While such questions may cause only limited damage to the governing parties’ relationship, some concrete policy issues have been more corrosive.
The parties’ shared vision on issues such as the environment and gender equality makes them natural allies, but it also leads to turf battles.
Podemos complained the Socialists excluded it from preparation of an anti-discrimination bill, even though it heads the equality ministry. When UP abstained, along with the conservative Popular Party (PP), in a preliminary parliamentary vote on the bill, it looked like war was being declared on its coalition partner.
“Don’t use this chamber to stick your fingers in each other’s eyes,” said an exasperated Íñigo Errejón, of the leftist Más País party, as he upbraided both parties for their increasingly public spats.
Meanwhile, Podemos claims its partner is diluting and delaying a housing bill being prepared for parliament.
The two sides agreed in October, with their parliamentary allies, that the law should allow local authorities to intervene in the rental market and reduce rates in areas where they have spun out of control. But the PSOE’s Ábalos suggested recently it was better to “promote rather than impose” rental controls.
The next day, Gerardo Pisarello of Podemos’ Catalan wing, asked “what is the point of a progressive coalition government” if measures such as rent regulation are not feasible? He called the issue “a line in the sand.”
According to Podemos insiders, the housing law is the latest case of the PSOE failing to follow through on the agreed content and timeframe of legislation.
“People haven’t voted for Podemos just for it to sit and watch its coalition partner go back on its word, above all in social policy,” said one person close to the UP leadership. “We’re going to keep being very stubborn about this.”
There are also personality issues. While the chemistry between Sánchez and Iglesias remains good, deputy PM Calvo is seen as a cause of friction. Podemos feels that Calvo, a veteran of the 2004-2011 PSOE administration, has meddled in areas beyond her remit, such as gender equality.
With Podemos recently unveiling a bill aimed at easing gender transition there are fears the two parties will clash again, since the PSOE takes a more traditional approach. Celebrations surrounding International Women’s Day on March 8 could be another cause of strife.
The PSOE sees its partner’s habit of publicly airing grievances through social media and leaks to journalists as symptomatic of UP’s inexperience in government.

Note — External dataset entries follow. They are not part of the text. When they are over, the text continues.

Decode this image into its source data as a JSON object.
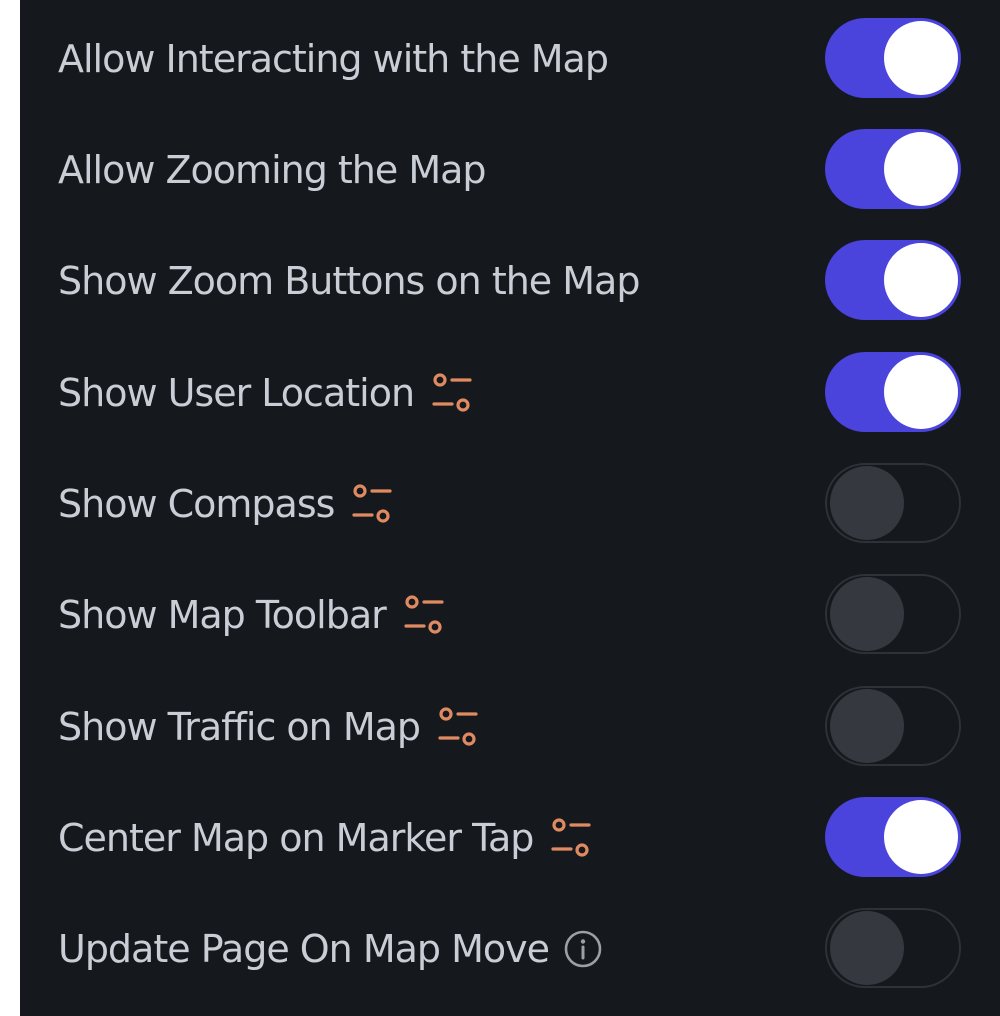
{
  "settings": [
    {
      "label": "Allow Interacting with the Map",
      "enabled": true,
      "icon": "none"
    },
    {
      "label": "Allow Zooming the Map",
      "enabled": true,
      "icon": "none"
    },
    {
      "label": "Show Zoom Buttons on the Map",
      "enabled": true,
      "icon": "none"
    },
    {
      "label": "Show User Location",
      "enabled": true,
      "icon": "sliders-icon"
    },
    {
      "label": "Show Compass",
      "enabled": false,
      "icon": "sliders-icon"
    },
    {
      "label": "Show Map Toolbar",
      "enabled": false,
      "icon": "sliders-icon"
    },
    {
      "label": "Show Traffic on Map",
      "enabled": false,
      "icon": "sliders-icon"
    },
    {
      "label": "Center Map on Marker Tap",
      "enabled": true,
      "icon": "sliders-icon"
    },
    {
      "label": "Update Page On Map Move",
      "enabled": false,
      "icon": "info-icon"
    }
  ],
  "colors": {
    "background": "#15181c",
    "label": "#c9ced6",
    "toggle_on": "#4a43dc",
    "toggle_off_knob": "#35393f",
    "sliders_icon": "#e08a62",
    "info_icon": "#9aa0a8"
  }
}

“There’s a faction of Podemos which believes it constantly has to get its message across through the media and justify the fact it is in government,” said one coalition insider.
The opposition is struggling to capitalize on the coalition’s difficulties. Although the far-right Vox has been polling well, the PP and Ciudadanos, on the center-right, both performed badly in the recent Catalan election, putting their leaders under pressure.
Both partners in the Sánchez administration are confident they can ride out the current turmoil, and parliamentary arithmetic suggests the government will survive.
“The government isn’t going to collapse,” said Simón of Carlos III University. “There’s no alternative in Congress that would allow the PSOE to govern alone. And secondly, to have an election right now would be suicide for both partners because the economic situation is poor.”
However, the bad blood that has dominated headlines in recent weeks is not going to disappear soon. The question is whether it will subside enough to allow Spain’s first-ever coalition to flourish.